The pathway of HDR has not been totally elucidated yet (March 2008). However, a number of experimental results point to the validity of certain models.
It is generally accepted that histone H2AX (noted as γH2AX) is phosphorylated within seconds after damage occurs. H2AX is phosphorylated throughout the area surrounding the damage, not only precisely at the break. Therefore, it has been suggested that γH2AX functions as an adhesive component for attracting proteins to the damaged location. Several research groups have suggested that the phosphorylation of H2AX is done by ATM and ATR in cooperation with MDC1. It has been suggested that before or while H2AX is involved with the repair pathway, the MRN complex (which consists of Mre11, Rad50 and NBS1) is attracted to the broken DNA ends and other MRN complexes to keep the broken ends together.
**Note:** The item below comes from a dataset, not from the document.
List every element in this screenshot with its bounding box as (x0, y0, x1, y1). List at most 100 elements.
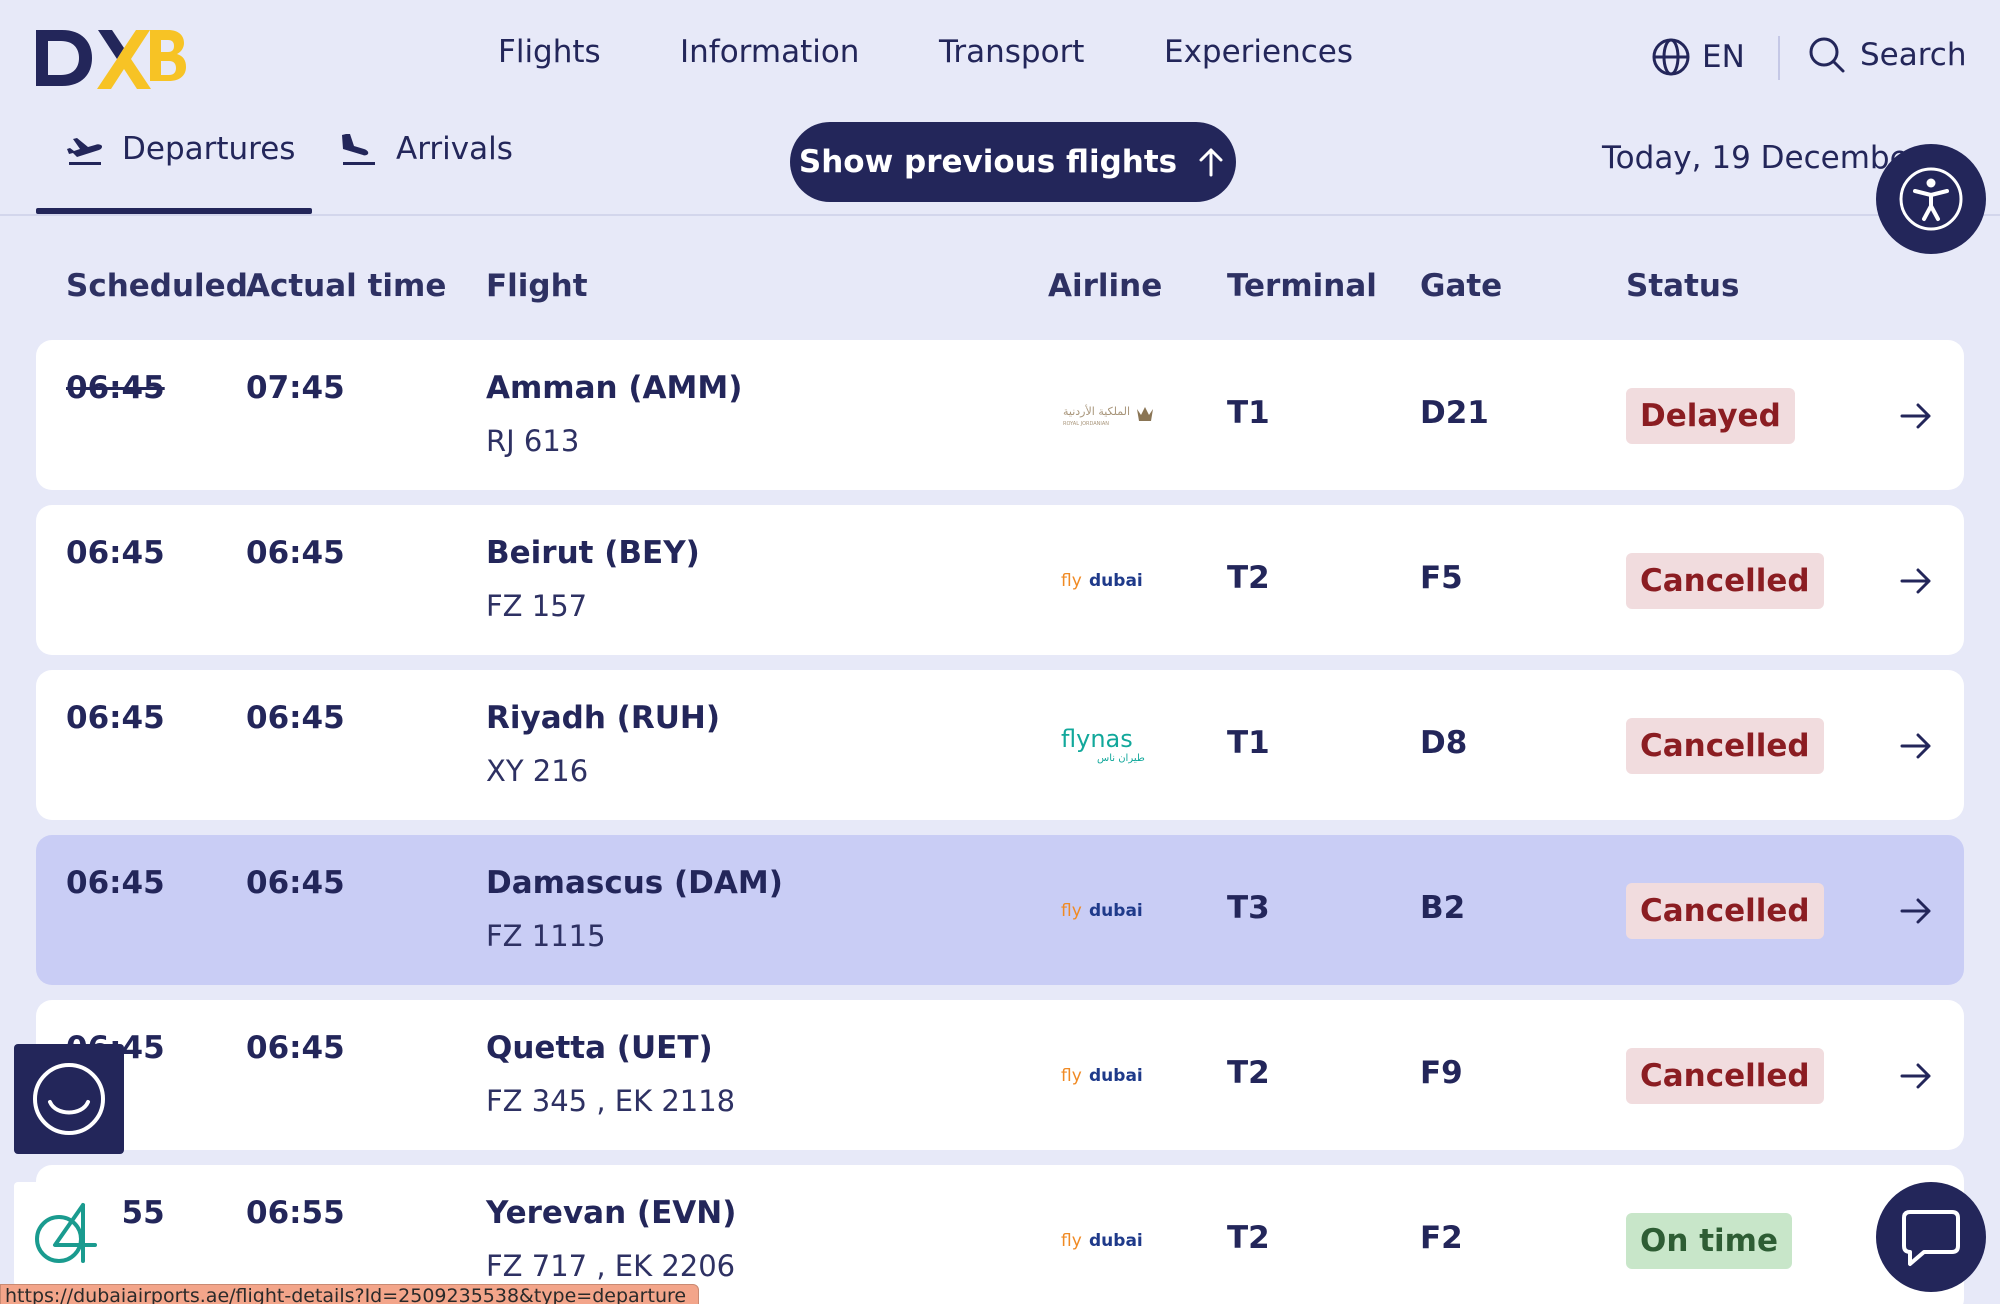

This action by the MRN complex may prevent chromosomal breaks. At some later point the DNA ends are processed so that unnecessary residuals of chemical groups are removed and single strand overhangs are formed. Meanwhile, from the beginning, every piece of single stranded DNA is covered by the protein RPA (Replication Protein A). The function of RPA is likely to keep the single stranded DNA pieces stable until the complementary piece is resynthesized by a polymerase. After this, Rad51 replaces RPA and forms filaments on the DNA strand. Working together with BRCA2 (Breast Cancer Associated), Rad51 couples a complementary DNA piece which invades the broken DNA strand to form a template for the polymerase. The polymerase is held onto the DNA strand by PCNA (Proliferating Cell Nuclear Antigen). PCNA forms typical patterns in the nucleus of the cell through which the current cell cycle can be determined. The polymerase synthesizes the missing part of the broken strand. When the broken strand is rebuilt, both strands need to uncouple again. Multiple ways of "uncoupling" have been suggested, but evidence is not yet sufficient to choose between models (March 2008).
After the strands are separated the process is done.
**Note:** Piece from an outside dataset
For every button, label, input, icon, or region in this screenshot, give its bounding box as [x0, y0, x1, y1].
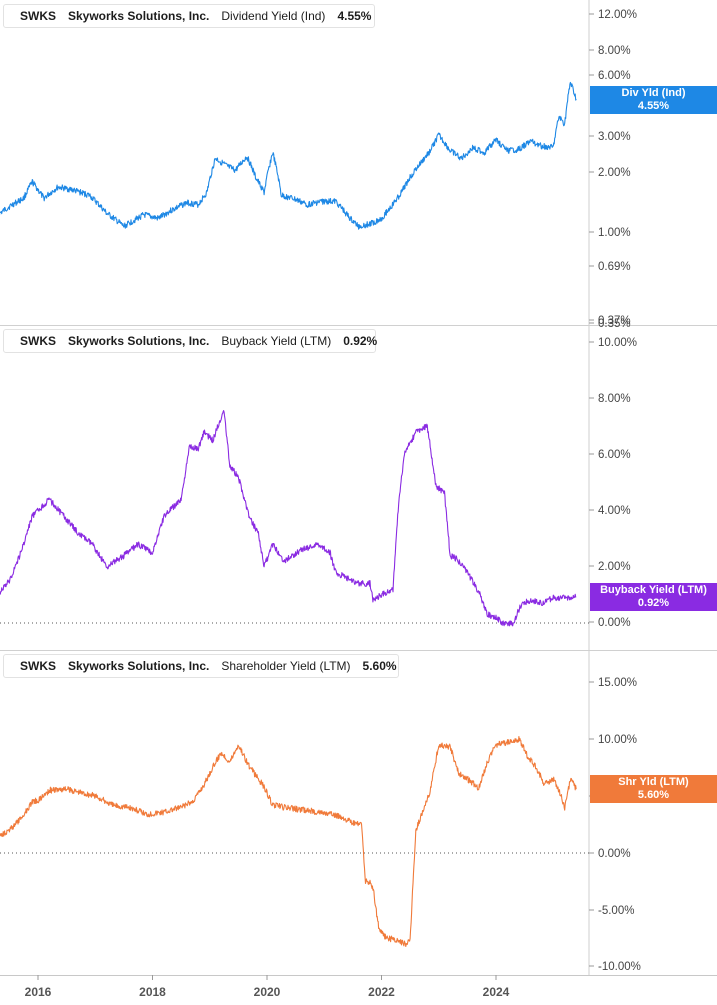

The co-localization of Rad51 with the damage indicates that HDR has been initiated instead of NHEJ. In contrast, the presence of a Ku complex (Ku70 and Ku80) indicates that NHEJ has been initiated instead of HDR.
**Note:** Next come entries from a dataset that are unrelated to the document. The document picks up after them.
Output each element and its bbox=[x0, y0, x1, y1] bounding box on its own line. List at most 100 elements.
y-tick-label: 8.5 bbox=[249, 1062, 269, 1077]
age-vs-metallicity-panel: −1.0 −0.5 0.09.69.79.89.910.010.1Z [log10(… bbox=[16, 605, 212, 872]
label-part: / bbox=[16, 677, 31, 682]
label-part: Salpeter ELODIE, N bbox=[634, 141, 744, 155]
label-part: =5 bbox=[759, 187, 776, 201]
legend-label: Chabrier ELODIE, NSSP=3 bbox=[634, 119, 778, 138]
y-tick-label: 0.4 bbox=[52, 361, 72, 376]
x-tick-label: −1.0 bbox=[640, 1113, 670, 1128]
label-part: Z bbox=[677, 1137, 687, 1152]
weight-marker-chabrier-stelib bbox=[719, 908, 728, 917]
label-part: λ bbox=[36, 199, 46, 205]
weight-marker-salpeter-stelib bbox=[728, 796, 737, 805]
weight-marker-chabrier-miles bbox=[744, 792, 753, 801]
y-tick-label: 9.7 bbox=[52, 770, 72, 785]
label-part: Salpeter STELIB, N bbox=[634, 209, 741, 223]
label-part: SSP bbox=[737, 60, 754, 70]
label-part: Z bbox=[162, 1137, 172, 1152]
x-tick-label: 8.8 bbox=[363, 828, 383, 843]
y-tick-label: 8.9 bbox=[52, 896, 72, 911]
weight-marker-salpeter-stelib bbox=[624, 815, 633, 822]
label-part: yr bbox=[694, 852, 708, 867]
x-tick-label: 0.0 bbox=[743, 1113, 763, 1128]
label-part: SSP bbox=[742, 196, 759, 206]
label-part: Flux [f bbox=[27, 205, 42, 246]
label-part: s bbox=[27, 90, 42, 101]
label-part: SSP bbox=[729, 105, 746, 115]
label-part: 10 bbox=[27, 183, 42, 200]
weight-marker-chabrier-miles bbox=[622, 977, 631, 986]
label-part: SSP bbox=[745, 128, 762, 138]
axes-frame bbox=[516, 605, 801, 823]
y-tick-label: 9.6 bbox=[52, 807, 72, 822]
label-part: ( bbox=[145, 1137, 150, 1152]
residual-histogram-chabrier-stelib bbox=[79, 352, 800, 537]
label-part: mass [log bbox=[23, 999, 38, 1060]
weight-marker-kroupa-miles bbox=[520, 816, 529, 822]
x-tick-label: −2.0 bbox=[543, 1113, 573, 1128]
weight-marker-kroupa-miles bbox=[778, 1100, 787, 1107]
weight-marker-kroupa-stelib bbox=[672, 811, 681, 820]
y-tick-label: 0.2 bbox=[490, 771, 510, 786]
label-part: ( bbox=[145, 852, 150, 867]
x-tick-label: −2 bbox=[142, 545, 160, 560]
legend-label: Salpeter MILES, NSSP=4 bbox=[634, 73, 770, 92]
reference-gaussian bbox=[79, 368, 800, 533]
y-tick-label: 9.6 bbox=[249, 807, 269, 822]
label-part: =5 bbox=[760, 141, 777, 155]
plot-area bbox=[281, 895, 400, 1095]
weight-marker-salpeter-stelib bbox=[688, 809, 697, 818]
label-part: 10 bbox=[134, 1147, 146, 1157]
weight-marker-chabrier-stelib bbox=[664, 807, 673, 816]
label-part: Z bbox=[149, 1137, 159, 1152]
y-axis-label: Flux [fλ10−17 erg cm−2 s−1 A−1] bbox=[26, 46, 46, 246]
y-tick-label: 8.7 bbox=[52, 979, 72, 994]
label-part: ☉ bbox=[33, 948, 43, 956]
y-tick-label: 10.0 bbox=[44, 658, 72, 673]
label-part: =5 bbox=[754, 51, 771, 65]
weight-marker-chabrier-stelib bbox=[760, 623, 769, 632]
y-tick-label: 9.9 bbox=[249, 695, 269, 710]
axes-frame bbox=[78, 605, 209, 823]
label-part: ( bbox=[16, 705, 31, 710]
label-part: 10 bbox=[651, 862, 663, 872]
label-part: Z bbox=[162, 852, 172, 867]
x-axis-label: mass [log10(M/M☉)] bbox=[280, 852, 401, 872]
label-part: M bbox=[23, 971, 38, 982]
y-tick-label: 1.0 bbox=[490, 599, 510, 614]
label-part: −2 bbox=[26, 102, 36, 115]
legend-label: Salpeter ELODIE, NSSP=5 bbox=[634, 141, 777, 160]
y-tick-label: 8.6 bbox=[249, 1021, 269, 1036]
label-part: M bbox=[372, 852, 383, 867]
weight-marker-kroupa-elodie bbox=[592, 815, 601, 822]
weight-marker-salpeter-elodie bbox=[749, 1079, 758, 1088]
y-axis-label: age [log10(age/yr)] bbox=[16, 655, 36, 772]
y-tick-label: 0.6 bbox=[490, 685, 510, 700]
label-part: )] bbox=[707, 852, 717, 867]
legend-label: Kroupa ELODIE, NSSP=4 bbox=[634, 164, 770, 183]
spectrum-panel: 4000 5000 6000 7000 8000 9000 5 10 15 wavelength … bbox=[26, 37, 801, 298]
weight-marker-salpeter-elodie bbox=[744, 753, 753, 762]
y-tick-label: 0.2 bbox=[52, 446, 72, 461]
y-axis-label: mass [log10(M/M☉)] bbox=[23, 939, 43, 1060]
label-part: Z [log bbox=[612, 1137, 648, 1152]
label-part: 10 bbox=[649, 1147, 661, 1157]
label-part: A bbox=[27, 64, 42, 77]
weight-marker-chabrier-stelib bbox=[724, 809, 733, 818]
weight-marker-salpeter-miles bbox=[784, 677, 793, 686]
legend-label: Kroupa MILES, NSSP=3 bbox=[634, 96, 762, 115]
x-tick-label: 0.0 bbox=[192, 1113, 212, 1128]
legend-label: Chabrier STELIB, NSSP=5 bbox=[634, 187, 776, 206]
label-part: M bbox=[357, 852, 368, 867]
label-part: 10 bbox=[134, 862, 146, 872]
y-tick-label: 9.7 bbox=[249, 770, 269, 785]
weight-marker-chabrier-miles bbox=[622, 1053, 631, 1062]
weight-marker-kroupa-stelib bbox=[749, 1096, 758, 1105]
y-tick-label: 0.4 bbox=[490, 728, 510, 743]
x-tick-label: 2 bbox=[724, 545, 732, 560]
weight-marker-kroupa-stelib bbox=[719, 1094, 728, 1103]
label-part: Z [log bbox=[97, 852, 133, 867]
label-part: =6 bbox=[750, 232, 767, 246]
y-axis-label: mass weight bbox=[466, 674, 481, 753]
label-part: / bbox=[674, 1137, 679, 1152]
HDR and NHEJ repair double strand breaks. Other mechanisms such as NER (Nucleotide Excision Repair), BER (Base Excision Repair) and MMR recognise lesions and replace them via single strand perturbation.

==Mitosis==
In the budding yeast Saccharomyces cerevisiae homology directed repair is primarily a response to spontaneous or induced damage that occurs during vegetative growth. (Also reviewed in Bernstein and Bernstein, pp 220–221). In order for yeast cells to undergo homology directed repair there must be present in the same nucleus a second DNA molecule containing sequence homology with the region to be repaired. In a diploid cell in G1 phase of the cell cycle, such a molecule is present in the form of the homologous chromosome. However, in the G2 stage of the cell cycle (following DNA replication), a second homologous DNA molecule is also present: the sister chromatid. Evidence indicates that, due to the special nearby relationship they share, sister chromatids are not only preferred over distant homologous chromatids as substrates for recombinational repair, but have the capacity to repair more DNA damage than do homologs.

==Meiosis==
During meiosis up to one-third of all homology directed repair events occur between sister chromatids. The remaining two-thirds, or more, of homology directed repair occurs as a result of interaction between non-sister homologous chromatids.

==Oocytes==
The fertility of females and the health of potential offspring critically depend on an adequate availability of high quality oocytes. Oocytes are largely maintained in the ovaries in a state of meiotic prophase arrest. In mammalian females the period of arrest may last for years. During this period of arrest, oocytes are subject to spontaneous DNA damage including double-strand breaks. However, the oocytes can efficiently repair DNA double-strand breaks, allowing the restoration of genetic integrity and the protection of offspring health. The process by which oocyte DNA damage can be corrected is referred to as homology directed homologous recombination repair.